Occasionally, workers have shown disruptive behavior. One of them is still suspended from the job program, Peterson said.
“It’s no different, though, than the other 650 temporary and seasonal employees that we have,” Holloway said.
None of the workers’ outbursts has been violent, Peterson said. Behavioral problems are more exception than rule, she said.
“This program says if you’re having a bad day, we’re not going to fire you,” Peterson said. “And when you eliminate that pressure, they rarely have a bad day.”
Interfaith Sanctuary case managers tag along to help the workers address problems that come up. Their top priority is making sure the workers are drinking enough water.
“For once, they’re saying, ‘Oh, there’s a system that actually values me and wants me to show up,’” Scoggin said.
Holloway said Interfaith workers will be candidates for permanent jobs when Parks and Recreation has openings.

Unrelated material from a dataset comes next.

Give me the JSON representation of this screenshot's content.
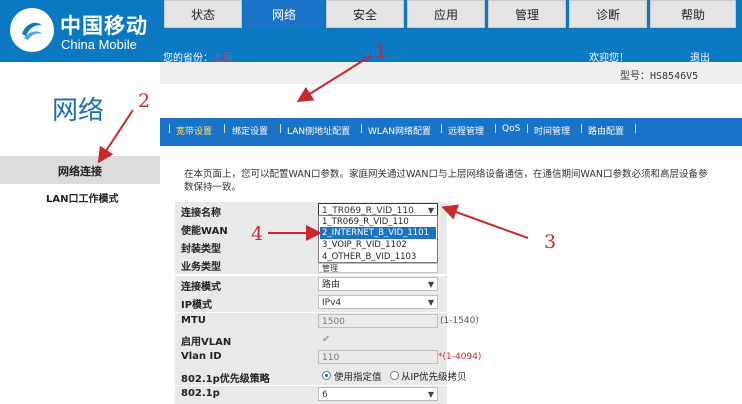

“We’ve already identified a couple employees in this pool that we could be looking at as soon as the next year,” he said. “Full-time, with health benefits, with retirement.”
The Parks-Sanctuary job program’s most important contribution might be to prove that homeless people with checkered pasts and troubled lives can become viable candidates for gainful employment — the foundation for a productive life.
“A lot of people say, ‘Get a job.’ For a lot of valid reasons, employers are hesitant,” Scoggin said. “This shows that, given the right kind of support system, given the right kind of backup, (employing homeless people) can work with an organization that really needs to deliver a service or product.”
Will people who run private companies and other government agencies believe that? The answer might determine how successful the jobs program can be. There’s no reason Sanctuary guests have to work for Boise Parks and Recreation alone.
Finding work elsewhere, especially during the winter months when Parks and Recreation’s seasonal work stops, is a big hurdle. Holloway said he’s looking for work the Sanctuary crews can do between November and March. Possibilities include jobs at the zoo and shoveling snow off sidewalks.
“We refuse to just create a job for a job,” Holloway said. “That’s not good stewardship of taxpayer dollars.”
Peterson said her team is looking, too. She hopes other agencies or private companies will hire some of the shelter’s guests. She said Sanctuary has 18 people on a waiting list for the parks job program.
For selfish reasons, Holloway hopes the members of his crews stay active. That will make his job easier in the spring, when next year’s seasonal crews need to be hired.
“I firmly have always believed that if someone wants to work, they deserve the right to be able to work. But they need that opportunity,” Holloway said. “We’ve just proven that people who want to work will work. And not just show up and be a warm body. They’re actually now progressing through different skill sets within our department.”